Microplastics are tiny pieces of trash about the size of a sesame seed. Some microplastics come from larger non-biodegradable plastic waste like food containers, others are manufactured as additives to consumer goods. Microbeads, for example, were once added to cosmetic products like toothpaste and soap because they provide an exfoliating sensation. However, the Microbead-Free Waters Act of 2015 prohibits selling products containing microbeads because they do not dissolve, creating a threat to oceans and fresh water sources when they wash down drains.
Emerging evidence suggests that microplastics are increasingly present in the air, food, and water. Some research suggests that rain and global winds carry plastic particles, resulting in contaminated rain, snow, soil, and air. Microplastics tend to enter our drinking water from runoff, industrial waste and sewage spills, and dumping of deteriorating plastic fragments on land.

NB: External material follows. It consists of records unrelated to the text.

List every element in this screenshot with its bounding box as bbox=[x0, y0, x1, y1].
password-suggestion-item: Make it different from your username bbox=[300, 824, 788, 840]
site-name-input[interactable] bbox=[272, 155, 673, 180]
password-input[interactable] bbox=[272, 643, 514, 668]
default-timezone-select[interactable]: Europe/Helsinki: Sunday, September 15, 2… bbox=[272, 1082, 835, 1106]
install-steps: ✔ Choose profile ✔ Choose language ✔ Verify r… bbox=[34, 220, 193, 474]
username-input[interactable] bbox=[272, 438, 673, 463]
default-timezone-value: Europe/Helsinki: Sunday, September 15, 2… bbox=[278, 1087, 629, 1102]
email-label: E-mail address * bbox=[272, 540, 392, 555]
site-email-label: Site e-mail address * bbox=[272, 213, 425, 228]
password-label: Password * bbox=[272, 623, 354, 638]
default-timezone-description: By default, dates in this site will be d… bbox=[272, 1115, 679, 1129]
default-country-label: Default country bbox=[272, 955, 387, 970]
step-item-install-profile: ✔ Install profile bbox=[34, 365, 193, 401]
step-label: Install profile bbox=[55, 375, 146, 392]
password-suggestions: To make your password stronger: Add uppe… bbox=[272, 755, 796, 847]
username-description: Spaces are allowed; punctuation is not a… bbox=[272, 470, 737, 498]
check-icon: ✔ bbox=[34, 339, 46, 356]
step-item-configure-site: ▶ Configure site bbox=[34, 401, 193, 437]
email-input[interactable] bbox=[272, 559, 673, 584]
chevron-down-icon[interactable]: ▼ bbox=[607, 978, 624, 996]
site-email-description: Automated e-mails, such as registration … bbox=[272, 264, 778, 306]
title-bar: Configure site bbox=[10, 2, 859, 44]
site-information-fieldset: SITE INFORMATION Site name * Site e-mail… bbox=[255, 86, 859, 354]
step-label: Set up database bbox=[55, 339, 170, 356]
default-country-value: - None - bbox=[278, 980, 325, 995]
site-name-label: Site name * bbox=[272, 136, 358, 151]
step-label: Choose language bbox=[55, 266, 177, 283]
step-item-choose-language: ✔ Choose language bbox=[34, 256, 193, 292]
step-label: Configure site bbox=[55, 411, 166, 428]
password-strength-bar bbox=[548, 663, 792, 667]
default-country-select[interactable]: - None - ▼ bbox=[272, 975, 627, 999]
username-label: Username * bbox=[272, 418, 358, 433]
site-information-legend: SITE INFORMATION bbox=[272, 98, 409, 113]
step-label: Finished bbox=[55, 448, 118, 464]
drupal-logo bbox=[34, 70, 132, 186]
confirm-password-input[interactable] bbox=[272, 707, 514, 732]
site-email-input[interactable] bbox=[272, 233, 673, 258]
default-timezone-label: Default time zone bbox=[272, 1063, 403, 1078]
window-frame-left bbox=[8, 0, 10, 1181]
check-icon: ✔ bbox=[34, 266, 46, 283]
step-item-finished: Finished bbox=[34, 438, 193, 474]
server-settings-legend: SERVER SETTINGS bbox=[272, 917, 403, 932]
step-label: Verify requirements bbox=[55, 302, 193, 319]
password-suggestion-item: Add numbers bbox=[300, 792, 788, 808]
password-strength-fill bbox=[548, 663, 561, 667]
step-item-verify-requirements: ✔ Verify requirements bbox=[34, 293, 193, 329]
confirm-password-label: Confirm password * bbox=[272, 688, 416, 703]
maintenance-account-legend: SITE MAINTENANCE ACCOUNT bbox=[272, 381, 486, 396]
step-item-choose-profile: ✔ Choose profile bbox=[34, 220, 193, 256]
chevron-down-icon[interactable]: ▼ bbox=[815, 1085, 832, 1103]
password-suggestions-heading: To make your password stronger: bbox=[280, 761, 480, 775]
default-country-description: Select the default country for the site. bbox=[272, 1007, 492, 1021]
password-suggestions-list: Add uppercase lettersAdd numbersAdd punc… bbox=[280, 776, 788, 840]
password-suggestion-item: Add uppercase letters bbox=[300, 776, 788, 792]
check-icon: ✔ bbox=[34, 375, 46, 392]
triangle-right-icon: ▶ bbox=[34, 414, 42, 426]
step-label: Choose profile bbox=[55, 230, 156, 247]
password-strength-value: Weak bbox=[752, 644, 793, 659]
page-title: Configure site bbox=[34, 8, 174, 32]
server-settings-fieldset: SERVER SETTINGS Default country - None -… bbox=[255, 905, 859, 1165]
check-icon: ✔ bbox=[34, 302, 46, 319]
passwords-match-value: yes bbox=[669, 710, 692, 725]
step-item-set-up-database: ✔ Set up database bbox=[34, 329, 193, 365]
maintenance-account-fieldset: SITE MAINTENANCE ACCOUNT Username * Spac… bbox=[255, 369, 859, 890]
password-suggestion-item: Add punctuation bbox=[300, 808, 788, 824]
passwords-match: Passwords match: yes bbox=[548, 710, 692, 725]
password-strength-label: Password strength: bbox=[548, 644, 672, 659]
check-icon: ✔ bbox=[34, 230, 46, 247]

In a recent study, Kieran Cox and colleagues assessed the number of microplastic particles found in air and foods commonly eaten by Americans like seafood, sugars, salts, and honey. They also explored how beverages and different sources of drinking water are contaminated. The researchers found that air contained 9.80 microplastic particles per cubic meter on average. Water in disposable plastic bottles contained 94.37 microplastic particles per liter on average, but beers contained a third of that level. According to Cox, it is hard to definitively say, but the bottle type and the bottling process may play a role in this observed difference between bottled water and beer.
There’s something unsettling about knowing we are ingesting tiny pieces of plastic whenever we eat or drink, and have been for generations, most likely.
“The vast majority of bottled water samples come from plastic bottles, while beer samples come from glass or possibly cans,” said Cox. “However, data would be needed to clarify the issue.”
There’s something unsettling about knowing we are ingesting tiny pieces of plastic whenever we eat or drink, and have been for generations, most likely. Should these levels concern us? That’s what researchers are trying to figure out. Overall, the bad news is, no one really knows what these numbers mean in terms of human health yet.
“There are still many unknowns in terms of the impacts of microplastics within the human diet,” said Cox.
Consuming microplastics has been proven to be harmful to fish and other marine life because the tiny plastics block digestive tracks and reduce appetites, which inhibits their growth and reproductive ability. But the study of these tiny plastics on human health is still a developing field.
Cox and colleagues concluded that any current recommendations to avoid certain foods to reduce microplastic exposure would be unsubstantiated. The WHO recently declared that there is not enough evidence to determine that microplastics pose a risk to human health. It seems as if it is safe to continue drinking bottled water and eating seafood, for now.